The first game show I can remember to have a cold open was "Let's Play Post Office." A few weeks into the series the niceties were dispensed and the show would open with the game board on camera as Don Morrow, the host, would declare, "Let's Play Post Office!" The postmark (which revealed the location of the subject of the puzzle) and opening value would be revealed. The solution was revealed to the home audience and gameplay would commence.

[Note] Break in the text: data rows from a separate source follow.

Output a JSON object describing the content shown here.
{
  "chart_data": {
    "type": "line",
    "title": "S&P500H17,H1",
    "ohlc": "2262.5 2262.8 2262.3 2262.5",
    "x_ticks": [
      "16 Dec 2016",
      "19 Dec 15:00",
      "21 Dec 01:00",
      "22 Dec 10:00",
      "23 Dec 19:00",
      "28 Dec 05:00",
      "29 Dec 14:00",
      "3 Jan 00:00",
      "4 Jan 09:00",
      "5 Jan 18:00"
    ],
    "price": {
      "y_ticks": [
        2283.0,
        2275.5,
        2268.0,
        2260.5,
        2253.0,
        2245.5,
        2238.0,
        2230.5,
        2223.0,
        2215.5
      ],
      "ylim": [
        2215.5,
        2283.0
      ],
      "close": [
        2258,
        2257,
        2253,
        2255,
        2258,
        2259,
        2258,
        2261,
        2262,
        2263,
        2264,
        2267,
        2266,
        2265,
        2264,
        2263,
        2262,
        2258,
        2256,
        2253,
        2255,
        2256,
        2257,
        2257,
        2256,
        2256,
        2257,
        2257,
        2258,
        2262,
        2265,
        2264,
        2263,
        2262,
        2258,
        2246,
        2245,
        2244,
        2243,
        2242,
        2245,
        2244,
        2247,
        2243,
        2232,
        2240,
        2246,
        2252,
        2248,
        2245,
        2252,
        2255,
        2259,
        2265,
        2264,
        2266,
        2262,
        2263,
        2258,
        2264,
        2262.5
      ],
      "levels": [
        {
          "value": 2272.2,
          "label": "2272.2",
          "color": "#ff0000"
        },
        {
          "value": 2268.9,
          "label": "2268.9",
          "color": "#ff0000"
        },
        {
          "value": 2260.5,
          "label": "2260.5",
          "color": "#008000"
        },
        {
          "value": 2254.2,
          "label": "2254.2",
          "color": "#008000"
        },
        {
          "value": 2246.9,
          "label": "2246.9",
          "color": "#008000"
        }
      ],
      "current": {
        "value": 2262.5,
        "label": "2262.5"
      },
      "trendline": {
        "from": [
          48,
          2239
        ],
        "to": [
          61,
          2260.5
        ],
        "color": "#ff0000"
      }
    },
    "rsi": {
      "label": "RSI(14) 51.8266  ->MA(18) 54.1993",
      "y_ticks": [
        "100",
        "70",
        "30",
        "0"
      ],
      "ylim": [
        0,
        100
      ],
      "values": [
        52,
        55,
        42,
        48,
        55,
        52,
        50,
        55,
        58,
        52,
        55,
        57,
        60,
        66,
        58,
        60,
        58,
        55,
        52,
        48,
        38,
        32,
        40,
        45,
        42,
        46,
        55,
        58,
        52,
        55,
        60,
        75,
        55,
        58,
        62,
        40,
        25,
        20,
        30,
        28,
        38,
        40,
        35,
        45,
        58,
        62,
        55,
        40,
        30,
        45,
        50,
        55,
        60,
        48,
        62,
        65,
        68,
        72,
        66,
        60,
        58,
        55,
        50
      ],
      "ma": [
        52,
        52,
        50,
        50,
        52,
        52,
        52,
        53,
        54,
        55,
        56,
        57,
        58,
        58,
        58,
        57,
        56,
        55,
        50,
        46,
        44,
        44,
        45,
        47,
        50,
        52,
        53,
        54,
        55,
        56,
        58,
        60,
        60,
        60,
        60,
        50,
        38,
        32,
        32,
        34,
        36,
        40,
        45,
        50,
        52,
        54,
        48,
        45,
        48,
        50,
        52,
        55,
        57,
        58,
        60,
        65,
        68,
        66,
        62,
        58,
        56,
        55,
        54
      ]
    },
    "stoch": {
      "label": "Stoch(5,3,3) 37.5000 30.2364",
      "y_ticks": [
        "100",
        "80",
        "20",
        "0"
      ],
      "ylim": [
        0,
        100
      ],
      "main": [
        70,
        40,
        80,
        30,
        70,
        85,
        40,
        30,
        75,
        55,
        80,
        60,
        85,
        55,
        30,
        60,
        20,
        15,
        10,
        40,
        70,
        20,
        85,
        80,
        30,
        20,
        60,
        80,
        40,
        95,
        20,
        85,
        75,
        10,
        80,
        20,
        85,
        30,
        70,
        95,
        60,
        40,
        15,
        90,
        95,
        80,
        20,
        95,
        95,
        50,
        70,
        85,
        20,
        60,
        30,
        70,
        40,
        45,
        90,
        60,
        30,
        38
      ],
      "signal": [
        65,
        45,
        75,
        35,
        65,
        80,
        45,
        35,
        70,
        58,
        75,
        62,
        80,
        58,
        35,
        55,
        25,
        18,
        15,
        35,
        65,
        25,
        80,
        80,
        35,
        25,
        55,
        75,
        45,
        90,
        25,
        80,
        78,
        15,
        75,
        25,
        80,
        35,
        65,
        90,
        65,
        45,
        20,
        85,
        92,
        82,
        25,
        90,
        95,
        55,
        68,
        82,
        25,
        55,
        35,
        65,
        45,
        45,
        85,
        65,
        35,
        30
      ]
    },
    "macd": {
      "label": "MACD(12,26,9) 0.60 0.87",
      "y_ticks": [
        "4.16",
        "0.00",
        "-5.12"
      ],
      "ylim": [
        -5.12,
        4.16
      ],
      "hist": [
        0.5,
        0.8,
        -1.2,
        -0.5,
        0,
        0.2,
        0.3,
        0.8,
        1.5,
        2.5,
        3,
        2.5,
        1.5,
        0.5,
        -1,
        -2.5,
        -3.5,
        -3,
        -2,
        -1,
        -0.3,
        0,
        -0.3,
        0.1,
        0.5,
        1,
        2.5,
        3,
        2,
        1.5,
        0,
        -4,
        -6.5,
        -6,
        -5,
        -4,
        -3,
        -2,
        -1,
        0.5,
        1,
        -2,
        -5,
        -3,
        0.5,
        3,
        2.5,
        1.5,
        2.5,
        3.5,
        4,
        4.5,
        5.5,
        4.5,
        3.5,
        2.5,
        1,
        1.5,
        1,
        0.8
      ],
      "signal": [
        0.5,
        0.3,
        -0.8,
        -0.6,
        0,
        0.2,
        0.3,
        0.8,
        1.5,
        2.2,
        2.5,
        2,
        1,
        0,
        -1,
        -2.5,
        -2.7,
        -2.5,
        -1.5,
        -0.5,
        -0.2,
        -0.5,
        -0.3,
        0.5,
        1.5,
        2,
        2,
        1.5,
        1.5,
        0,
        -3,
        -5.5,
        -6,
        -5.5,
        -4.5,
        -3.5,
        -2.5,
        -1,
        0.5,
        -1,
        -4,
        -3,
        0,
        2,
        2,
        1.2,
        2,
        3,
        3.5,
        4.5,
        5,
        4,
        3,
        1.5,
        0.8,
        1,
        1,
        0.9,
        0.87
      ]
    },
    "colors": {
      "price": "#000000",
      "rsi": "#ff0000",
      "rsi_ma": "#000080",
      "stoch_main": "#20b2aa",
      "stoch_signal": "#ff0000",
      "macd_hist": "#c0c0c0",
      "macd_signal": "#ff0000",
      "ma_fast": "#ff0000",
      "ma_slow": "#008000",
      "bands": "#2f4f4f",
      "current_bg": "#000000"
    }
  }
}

FTR, I consider LPPO an undiscovered gem.
A Cliff Saber Production
email address: alfonzos@aol.com
Boardgame Geek user name: alfonzos

SuperMatch93

  • Member
  • Posts: 1996
Re: Game shows with a cold open
« Reply #26 on: April 29, 2026, 10:35:05 PM »
While this doesn't happen in any of the audio-only episodes that have surfaced thus far, I've read before that some later episodes of the original Sale of the Century opened with Bill Wendell offering an Instant Bargain before the contestants/Joe were introduced.
-William https://www.donorschoose.org/classroom/cpsbermudez
"30 years from now, people won’t care what we’re doing right now." - Bob Barker on The Price is Right, 1983

nowhammies10

  • Member
  • Posts: 477
Re: Game shows with a cold open
« Reply #27 on: April 30, 2026, 09:42:20 AM »
The closest thing that'd count that I can think of is Wheel's "Preview Puzzle", the proto-Toss Up just for the home audience c. 1999-2000. A partially-filled in puzzle is displayed with Vanna doing some V/O, intro, crowd chant, Charlie introduces Pat & Vanna, the puzzle's answer is revealed, and then Pat rolls into the contestant intros.

rstrata

  • Member
  • Posts: 45
Re: Game shows with a cold open
« Reply #28 on: April 30, 2026, 10:39:59 AM »
I just realized, not that this would be on anybody's radar, that for the last few seasons of QuizBusters, WE had a cold open! We would play our first set of ten questions with me standing in the audience section, then I'd throw to a recorded open before taking my usual place.  In a cursory check, I couldn't find an example of it on YouTube.  Most of the episodes that have been posted go back a lot further than that.